An essential recovery capability covers six straightforward things: A place to go, systems to recover on, data to recover with, a network to connect to, procedures to follow to restore systems, and the people to carry it out. If one of those basic elements is out of place, you don't have a recovery capability. Is there such a thing as a foolproof disaster recovery plan?
No. Your company can perform due diligence and plan for what's appropriate based on its risk profile. But little in life is foolproof. It's virtually impossible to nail down everything that can happen and plan for each and every scenario. You protect for what's appropriate for your business based on your risk threshold. How do you determine a reasonable plan of action for your company?
There are a couple of different things to consider. There are frequently occurring, low-impact events like a short-term network outage. And then there are low-probability, high-impact events, like a plane falling out of the sky onto your data center or a nuclear attack. The high-impact events probably aren't going to happen. For example, if your data center is in Houston, down near the Gulf, and it's in the basement, the likelihood of a flood is actually very high. How geographically disperse should companies place their backup facilities?
You can recover your technology more proximate to your business than you used to. I think recovering your San Francisco production data center in Philadelphia is useless. It's a couple of thousand miles away, plus you have to transport your technical staff to the site. What we recommend is to recover your technology within the region, but outside potential area of impact. Can you plan for something like 9/11?

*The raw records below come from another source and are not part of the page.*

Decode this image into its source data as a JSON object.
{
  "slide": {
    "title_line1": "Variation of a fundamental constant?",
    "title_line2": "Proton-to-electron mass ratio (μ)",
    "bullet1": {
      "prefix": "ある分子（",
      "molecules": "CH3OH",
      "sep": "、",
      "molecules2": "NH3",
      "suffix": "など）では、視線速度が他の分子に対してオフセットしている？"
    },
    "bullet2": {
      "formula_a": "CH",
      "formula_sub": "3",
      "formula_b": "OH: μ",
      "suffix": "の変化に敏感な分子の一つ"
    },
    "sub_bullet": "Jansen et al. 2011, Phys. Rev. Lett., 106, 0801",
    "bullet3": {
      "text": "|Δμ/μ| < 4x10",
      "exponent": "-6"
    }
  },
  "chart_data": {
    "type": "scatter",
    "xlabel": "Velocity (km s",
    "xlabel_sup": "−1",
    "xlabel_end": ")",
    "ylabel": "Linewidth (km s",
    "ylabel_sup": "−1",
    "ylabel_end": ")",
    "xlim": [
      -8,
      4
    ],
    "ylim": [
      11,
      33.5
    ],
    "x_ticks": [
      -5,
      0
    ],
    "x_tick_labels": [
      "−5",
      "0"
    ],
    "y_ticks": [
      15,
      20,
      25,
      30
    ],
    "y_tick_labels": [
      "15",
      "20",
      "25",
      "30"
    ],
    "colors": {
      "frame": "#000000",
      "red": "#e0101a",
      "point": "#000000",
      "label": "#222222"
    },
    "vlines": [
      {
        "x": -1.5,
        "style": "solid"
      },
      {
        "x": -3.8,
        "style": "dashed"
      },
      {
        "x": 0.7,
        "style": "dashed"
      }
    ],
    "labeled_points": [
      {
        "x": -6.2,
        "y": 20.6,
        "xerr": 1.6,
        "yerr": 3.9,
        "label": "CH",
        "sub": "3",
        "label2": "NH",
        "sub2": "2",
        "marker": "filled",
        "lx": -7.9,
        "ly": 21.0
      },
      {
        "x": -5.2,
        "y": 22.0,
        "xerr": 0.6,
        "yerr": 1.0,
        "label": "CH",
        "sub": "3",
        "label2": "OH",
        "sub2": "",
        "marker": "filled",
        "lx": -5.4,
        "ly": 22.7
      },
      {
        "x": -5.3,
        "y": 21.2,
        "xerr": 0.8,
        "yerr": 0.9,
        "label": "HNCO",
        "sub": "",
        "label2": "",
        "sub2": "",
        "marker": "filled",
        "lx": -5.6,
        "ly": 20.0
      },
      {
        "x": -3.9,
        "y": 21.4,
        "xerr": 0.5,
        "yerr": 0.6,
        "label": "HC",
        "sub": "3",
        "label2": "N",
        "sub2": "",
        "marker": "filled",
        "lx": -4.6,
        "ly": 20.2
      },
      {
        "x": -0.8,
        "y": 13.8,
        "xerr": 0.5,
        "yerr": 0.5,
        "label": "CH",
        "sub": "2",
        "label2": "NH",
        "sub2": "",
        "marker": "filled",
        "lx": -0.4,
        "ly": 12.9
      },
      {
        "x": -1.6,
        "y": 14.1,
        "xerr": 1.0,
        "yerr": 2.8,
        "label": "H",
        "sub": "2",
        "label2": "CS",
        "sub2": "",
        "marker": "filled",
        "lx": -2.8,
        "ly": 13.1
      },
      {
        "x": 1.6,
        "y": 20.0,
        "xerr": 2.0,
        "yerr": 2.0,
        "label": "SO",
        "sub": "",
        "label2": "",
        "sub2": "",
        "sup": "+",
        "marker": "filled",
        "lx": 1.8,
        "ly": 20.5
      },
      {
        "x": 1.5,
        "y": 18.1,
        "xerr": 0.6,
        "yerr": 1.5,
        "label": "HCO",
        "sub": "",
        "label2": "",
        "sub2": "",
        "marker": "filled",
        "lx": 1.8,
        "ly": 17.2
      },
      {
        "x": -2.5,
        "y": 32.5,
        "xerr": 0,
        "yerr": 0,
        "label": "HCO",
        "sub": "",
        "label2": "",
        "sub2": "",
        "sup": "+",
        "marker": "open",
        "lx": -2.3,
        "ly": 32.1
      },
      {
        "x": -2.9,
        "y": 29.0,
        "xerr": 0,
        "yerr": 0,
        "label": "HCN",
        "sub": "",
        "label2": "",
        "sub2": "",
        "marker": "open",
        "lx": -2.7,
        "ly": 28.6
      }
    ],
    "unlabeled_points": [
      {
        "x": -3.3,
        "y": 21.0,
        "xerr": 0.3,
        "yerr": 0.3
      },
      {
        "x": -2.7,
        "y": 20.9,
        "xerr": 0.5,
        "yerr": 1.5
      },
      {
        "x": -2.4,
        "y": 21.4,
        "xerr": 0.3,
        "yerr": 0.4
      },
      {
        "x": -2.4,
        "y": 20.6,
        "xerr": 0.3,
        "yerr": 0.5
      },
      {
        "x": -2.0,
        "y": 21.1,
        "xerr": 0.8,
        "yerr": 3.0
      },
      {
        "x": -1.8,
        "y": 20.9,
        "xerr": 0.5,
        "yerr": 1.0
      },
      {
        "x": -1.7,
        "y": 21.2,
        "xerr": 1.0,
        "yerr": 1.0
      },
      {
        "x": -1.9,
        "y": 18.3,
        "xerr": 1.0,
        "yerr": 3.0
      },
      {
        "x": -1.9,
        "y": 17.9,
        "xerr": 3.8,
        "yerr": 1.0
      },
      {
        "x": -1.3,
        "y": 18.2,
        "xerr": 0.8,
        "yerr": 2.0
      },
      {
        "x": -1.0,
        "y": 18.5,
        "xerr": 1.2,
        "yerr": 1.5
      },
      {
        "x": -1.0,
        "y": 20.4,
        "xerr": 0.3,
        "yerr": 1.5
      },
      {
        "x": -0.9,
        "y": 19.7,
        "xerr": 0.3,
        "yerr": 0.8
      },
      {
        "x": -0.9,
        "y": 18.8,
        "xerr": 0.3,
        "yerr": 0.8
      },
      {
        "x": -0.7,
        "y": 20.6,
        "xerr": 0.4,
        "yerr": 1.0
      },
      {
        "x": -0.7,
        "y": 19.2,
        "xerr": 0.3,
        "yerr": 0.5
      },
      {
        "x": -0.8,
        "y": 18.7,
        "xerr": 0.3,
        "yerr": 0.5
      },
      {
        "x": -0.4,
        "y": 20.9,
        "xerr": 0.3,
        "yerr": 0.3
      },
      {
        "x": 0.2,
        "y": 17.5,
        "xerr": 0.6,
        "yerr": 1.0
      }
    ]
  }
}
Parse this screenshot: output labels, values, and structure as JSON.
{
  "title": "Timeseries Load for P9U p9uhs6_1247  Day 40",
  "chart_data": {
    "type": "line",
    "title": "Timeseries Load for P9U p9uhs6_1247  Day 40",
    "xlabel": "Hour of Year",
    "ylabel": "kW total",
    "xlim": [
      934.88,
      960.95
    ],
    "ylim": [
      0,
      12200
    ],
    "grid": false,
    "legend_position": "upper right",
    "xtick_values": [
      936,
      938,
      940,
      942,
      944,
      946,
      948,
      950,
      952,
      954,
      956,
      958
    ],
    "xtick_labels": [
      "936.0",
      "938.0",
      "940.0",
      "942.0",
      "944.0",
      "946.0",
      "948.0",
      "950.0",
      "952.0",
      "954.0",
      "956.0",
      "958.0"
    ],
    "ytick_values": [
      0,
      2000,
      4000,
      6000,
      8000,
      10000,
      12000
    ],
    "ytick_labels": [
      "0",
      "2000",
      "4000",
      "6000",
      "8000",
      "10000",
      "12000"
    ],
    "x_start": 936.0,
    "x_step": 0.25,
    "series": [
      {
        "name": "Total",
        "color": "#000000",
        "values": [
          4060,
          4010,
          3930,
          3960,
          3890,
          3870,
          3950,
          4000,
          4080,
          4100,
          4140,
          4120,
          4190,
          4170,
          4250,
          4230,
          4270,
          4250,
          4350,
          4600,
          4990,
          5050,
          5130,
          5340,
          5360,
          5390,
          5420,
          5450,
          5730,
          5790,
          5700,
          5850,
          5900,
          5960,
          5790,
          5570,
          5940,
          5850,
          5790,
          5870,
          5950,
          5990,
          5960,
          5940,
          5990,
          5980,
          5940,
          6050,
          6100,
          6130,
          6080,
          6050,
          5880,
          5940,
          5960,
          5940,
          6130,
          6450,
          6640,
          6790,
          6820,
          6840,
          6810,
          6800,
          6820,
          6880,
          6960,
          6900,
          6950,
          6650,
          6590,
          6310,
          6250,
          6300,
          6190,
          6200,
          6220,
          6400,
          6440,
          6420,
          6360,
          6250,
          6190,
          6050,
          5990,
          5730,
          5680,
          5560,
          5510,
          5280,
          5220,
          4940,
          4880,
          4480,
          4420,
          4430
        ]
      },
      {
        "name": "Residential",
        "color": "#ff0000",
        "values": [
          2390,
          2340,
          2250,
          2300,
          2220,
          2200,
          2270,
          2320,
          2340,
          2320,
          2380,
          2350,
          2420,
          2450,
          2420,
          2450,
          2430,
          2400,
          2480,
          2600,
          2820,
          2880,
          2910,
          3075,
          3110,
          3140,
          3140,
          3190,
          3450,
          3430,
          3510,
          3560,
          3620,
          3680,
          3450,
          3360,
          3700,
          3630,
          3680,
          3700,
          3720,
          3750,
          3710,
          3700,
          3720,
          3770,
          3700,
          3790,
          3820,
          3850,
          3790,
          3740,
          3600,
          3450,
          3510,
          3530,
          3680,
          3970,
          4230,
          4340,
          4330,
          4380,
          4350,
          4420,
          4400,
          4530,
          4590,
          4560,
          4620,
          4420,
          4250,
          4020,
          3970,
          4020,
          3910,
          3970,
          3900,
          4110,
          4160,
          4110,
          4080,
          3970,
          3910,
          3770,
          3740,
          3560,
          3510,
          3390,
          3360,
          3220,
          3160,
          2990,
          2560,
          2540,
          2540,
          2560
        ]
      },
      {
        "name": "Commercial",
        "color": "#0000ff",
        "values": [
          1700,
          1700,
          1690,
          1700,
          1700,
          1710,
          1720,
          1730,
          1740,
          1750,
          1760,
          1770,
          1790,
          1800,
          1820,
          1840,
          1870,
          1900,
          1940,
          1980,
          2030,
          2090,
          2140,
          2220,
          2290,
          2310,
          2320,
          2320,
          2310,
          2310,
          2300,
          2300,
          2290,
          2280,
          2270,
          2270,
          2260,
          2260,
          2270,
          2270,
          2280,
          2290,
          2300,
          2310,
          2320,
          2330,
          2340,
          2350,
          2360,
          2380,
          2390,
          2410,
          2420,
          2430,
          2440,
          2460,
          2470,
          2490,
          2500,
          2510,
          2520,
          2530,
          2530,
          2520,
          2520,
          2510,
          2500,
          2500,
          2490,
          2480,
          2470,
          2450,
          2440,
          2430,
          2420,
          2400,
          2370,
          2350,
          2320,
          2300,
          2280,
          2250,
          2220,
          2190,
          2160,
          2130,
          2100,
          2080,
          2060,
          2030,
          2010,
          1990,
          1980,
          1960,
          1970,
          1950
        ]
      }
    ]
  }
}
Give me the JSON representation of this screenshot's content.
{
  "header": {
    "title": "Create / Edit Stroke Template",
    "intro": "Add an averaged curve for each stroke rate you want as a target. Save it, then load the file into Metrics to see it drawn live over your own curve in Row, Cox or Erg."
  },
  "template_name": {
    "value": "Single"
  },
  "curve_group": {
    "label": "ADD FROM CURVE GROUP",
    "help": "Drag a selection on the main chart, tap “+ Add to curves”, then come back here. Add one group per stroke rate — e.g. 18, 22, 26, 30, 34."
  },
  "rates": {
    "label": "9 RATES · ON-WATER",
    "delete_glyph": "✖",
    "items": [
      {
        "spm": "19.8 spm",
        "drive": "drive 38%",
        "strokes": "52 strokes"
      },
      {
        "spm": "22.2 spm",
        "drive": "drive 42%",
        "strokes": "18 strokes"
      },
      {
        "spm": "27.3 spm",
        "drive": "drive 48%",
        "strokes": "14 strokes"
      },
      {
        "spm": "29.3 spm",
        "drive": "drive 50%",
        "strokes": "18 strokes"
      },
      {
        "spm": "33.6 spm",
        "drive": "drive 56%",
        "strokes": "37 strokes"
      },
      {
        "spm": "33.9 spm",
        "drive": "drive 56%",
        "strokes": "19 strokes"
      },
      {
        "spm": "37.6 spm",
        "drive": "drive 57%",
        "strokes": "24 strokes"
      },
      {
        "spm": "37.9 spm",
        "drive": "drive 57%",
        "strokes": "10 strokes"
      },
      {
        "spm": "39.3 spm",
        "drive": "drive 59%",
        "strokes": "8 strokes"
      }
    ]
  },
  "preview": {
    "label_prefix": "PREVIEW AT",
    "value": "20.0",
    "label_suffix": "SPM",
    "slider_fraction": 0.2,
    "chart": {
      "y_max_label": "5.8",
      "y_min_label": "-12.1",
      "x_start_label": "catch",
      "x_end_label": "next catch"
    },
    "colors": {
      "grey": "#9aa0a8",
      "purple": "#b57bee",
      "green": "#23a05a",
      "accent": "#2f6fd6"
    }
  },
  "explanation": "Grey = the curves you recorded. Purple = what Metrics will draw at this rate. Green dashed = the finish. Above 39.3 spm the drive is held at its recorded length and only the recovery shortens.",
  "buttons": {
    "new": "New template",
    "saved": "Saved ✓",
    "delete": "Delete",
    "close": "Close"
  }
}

You can plan for complete loss of the data center. That doesn't necessarily mean a plane flying into the building. It could mean a flood where all the equipment is ruined. It could mean a fire. Here's a wild example: I had a customer that built a $60 million data center in Texas. They built it on a landfill, and left a gap between the ground and the data center floor. After two years, they found this mold growing in the space that would have destroyed the data center, if they hadn't caught it in time. There's no way of really cleaning systems and network fiber. They would have just had to punt and move someplace else. You can't really anticipate that event. What are the different types of backup products and plans?
There's a host of different types of solutions on the market today, dealing with mirroring, replication, getting data off site, backing up, or shipping equipment in (as opposed to backing it up). Based on the business requirements of the individual company, we create a backup plan on three or four tiers. Tier one is applications that are absolutely vital to business, say a payroll application or a clearing application for a financial firm. The impacts are very high and the recovery times have to be very short. Tier two is doing some backup-to-tape and leveraging a co-location site for failover. Tier three is a two-to-three day recovery window: You quick-ship in NT systems and AS/400s and network gear to a pre-designated site. And tier four is punt -- in other words, these applications are non-essential, and we can live without them. How can a systems administrator/IT manager convince higher-ups to invest as much as necessary?
Disaster recovery is a business problem, but the burden of the IT manager. The first thing the IT manager has to understand is, what are the needs of the business? How does their company generate revenue, and what are the impacts of lack of access to the technology or the facility? Often, it's very hard for the IT manager to do an effective impact analysis because they don't have the proper methodology, process or tools. Nor the time, because they're running around with their hair on fire tending to production issues. If the IT manager wants to move this forward, they need to understand what the business requirements are and translate that into business terms for the CFO and the CIO. What are companies not doing, that they absolutely should be doing?
They're not testing enough. They'll put together a backup capability and not have an effective test program. Sometimes it's logistically hard to carry out a test, especially if you're talking about a fairly complex environment. A company might get an audit comment that says, okay, you're backing up your data, you're taking your tapes off-site and you've got a place to go in case of disaster, but you've never tested. The new regulations, for example the FDIC examiner's handbook, focus heavily on testing. If you can't pass that audit exam, that's a huge issue.